Aletta Aurora Aralie yang digambarkan oleh lalisa manoban telah menjalani hubungan yang harmonis selama dua tahun dengan Nathan Alexandra Gabriel yang di gambarkan oleh kim mingyu pria yang selalu memberikan dukungan dan perhatian penuh kepadanya. Mereka berbagi mimpi dan kenangan indah, dan Aletta percaya bahwa Nathan adalah cinta sejatinya. Namun, segalanya berubah ketika Aletta secara tak terduga bertemu kembali dengan idolanya di masa kecil.
Iqbaal Satria Mahardika yang digambarkan oleh jeon jungkook seorang penyanyi terkenal yang pernah menghiasi hari-harinya dengan lagu-lagu dan wajah menawan. Pertemuan itu membawa kembali kenangan lama, membuat hatinya bergejolak dan membangkitkan perasaan yang dulu ia pikir sudah hilang. Iqbaal, yang sekarang tumbuh menjadi sosok yang lebih dewasa dan memesona, ternyata memiliki ketertarikan pada Aletta.
Dia mulai mendekatinya dengan ketulusan yang membuat Aletta terjebak dalam dilema besar: apakah ia akan tetap setia pada Nathan, pria yang selalu ada untuknya, atau merespons perasaan dari idola masa kecilnya yang kini berdiri di hadapannya?
Di tengah godaan dan keraguan, Aletta harus memilih antara cinta yang telah terbangun dengan Nathan atau pesona baru dari Iqbaal yang tak pernah ia idamkan.
Karya ini diterbitkan atas izin NovelToon Mardianna, isi konten hanyalah pandangan pribadi pembuatnya, tidak mewakili NovelToon sendiri
Restu Ibu
Sesampainya di rumah sakit, Aletta langsung menjalankan rutinitasnya seperti biasa. Dia dan Alena berpisah menuju ruang kerja masing-masing.
Meski sibuk dengan tugas-tugasnya, pikiran Aletta terus terpaku pada tawaran Iqbaal. Ketika jam istirahat tiba, Aletta segera mencari tempat sepi di area taman rumah sakit untuk menelpon ibunya.
Setelah menekan tombol panggil, suara lembut ibunya terdengar di ujung sana.
Ibu:
"Halo, Aletta. Kamu gimana, nak? Gimana kerjaanmu di sana?"

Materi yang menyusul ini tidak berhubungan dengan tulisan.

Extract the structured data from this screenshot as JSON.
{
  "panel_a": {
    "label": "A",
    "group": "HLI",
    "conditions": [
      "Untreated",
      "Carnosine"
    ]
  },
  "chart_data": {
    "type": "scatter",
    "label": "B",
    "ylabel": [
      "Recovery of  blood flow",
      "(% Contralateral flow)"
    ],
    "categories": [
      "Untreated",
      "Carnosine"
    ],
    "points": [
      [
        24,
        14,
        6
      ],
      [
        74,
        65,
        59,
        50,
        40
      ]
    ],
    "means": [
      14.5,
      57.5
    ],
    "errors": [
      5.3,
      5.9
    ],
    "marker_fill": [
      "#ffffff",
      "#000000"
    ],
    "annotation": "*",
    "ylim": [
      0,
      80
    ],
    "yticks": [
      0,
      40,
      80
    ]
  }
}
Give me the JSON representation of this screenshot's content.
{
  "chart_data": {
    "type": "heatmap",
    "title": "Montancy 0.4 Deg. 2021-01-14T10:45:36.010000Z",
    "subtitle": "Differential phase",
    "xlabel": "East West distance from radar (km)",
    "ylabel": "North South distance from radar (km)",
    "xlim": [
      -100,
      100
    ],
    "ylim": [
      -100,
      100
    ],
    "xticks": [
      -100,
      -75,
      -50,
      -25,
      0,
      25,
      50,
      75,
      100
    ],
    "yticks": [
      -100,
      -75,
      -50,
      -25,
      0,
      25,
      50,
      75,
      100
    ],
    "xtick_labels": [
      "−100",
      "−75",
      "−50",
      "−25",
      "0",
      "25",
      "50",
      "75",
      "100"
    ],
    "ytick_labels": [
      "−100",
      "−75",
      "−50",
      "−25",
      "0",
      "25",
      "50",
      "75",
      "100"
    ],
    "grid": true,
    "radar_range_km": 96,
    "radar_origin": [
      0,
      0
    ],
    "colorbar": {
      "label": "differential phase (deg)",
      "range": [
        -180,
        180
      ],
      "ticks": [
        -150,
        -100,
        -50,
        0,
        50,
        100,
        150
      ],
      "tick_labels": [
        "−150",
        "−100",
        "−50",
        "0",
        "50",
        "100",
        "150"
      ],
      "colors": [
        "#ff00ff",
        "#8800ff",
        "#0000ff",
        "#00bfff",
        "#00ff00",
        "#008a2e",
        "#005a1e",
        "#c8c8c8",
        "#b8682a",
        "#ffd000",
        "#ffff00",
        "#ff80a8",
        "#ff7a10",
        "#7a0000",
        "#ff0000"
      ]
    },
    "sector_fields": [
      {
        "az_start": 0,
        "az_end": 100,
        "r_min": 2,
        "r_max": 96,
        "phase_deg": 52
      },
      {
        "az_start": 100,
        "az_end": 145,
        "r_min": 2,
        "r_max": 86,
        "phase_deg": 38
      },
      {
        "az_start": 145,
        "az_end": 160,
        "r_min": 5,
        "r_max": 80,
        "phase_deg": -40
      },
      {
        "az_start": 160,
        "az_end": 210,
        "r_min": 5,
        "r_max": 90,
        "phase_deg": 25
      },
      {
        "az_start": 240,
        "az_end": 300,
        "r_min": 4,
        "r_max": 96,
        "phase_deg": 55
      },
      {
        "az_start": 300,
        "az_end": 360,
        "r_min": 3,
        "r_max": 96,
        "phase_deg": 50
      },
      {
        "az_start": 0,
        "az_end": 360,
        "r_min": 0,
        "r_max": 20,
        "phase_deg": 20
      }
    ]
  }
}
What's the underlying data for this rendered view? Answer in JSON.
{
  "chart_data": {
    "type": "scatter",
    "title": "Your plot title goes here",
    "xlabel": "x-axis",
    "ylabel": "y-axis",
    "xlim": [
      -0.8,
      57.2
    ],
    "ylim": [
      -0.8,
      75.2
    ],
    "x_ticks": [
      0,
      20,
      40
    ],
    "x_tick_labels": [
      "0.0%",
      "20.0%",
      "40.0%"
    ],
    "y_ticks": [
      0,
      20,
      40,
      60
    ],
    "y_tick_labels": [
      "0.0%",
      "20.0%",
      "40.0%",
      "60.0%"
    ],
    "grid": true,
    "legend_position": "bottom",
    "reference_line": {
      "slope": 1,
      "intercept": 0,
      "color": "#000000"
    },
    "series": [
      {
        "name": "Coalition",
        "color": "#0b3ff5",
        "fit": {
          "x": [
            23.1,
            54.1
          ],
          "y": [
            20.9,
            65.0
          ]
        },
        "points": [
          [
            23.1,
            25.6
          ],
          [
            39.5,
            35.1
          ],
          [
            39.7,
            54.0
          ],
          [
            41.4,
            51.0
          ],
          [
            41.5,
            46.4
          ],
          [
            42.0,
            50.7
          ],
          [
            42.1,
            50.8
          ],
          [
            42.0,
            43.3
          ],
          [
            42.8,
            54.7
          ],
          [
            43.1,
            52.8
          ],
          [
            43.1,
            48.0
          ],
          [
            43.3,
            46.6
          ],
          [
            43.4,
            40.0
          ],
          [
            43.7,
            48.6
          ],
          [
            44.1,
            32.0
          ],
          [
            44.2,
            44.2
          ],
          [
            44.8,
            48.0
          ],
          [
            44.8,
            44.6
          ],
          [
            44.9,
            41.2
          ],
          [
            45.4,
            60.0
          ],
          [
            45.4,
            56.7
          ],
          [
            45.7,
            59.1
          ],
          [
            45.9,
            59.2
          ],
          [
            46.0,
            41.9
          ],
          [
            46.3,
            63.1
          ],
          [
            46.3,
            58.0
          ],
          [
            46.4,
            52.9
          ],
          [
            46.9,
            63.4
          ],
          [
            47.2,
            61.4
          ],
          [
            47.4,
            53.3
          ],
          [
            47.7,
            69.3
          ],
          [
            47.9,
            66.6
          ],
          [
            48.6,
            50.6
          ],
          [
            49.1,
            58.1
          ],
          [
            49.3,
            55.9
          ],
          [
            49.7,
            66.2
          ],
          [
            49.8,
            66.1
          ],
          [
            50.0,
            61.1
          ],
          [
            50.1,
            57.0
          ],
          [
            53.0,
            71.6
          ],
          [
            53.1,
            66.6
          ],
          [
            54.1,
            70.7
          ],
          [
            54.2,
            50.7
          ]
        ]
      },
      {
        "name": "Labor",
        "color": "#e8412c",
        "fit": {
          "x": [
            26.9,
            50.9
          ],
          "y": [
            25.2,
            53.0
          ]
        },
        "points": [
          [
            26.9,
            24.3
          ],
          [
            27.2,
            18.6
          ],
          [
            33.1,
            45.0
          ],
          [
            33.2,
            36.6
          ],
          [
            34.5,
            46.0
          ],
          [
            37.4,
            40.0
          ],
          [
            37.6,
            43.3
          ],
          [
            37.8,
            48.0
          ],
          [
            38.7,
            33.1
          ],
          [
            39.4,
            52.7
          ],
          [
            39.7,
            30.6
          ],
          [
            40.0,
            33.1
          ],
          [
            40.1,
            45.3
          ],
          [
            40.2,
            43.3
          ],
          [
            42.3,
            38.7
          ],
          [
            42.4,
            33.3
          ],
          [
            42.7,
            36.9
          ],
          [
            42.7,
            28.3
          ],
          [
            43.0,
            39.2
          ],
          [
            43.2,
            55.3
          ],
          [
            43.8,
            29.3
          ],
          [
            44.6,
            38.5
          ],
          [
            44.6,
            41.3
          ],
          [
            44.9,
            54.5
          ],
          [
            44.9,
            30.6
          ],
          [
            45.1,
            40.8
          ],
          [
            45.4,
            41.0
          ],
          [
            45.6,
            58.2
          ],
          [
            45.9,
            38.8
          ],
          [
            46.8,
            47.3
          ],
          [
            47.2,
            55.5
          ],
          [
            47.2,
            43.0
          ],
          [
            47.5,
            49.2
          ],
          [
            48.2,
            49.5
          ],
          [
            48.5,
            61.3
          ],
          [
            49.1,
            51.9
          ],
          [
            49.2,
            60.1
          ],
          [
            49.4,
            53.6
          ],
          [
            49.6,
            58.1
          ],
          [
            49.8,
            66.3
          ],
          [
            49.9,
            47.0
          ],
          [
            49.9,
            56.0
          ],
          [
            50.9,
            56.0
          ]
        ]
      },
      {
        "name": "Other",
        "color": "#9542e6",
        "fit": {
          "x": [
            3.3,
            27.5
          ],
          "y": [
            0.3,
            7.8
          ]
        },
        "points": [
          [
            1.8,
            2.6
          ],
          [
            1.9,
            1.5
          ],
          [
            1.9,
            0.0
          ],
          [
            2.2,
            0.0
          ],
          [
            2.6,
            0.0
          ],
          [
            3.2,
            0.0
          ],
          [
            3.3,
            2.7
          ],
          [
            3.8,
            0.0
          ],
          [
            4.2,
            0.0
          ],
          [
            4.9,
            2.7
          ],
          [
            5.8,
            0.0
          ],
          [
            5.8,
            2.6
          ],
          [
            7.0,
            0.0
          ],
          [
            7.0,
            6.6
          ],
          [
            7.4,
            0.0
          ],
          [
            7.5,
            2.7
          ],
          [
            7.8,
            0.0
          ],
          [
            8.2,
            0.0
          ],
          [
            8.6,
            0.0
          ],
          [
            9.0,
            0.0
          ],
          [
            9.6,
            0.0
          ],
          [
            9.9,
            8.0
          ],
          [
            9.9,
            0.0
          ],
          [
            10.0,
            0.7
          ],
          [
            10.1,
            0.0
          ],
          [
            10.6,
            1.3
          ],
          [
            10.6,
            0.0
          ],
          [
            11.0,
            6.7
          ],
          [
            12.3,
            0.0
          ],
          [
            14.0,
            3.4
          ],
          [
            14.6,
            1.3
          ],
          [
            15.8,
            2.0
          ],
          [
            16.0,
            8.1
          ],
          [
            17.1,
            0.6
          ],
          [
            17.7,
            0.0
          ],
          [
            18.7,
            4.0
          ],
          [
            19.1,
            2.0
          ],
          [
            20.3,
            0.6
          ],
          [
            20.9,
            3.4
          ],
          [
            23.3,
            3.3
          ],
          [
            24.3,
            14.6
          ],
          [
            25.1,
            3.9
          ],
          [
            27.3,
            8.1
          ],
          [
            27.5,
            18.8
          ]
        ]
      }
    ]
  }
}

Aletta tersenyum kecil mendengar suara yang selalu membuatnya tenang.
Aletta:
"Halo, Bu. Aku baik, kerjaan juga lancar. Cuma… aku mau ngomong sesuatu nih sama Ibu."
Ibunya seketika terdengar serius, seperti bisa merasakan kalau anak perempuannya punya hal penting yang ingin disampaikan.
Ibu:
"Ada apa, nak? Bilang aja, Ibu dengar."
Aletta menarik napas panjang sebelum mulai bercerita.
Aletta:
"Jadi, Bu, kemarin aku nggak sengaja ketemu sama Iqbaal, penyanyi yang aku suka sejak kecil itu. Terus... dia nawarin aku buat jadi model video klipnya."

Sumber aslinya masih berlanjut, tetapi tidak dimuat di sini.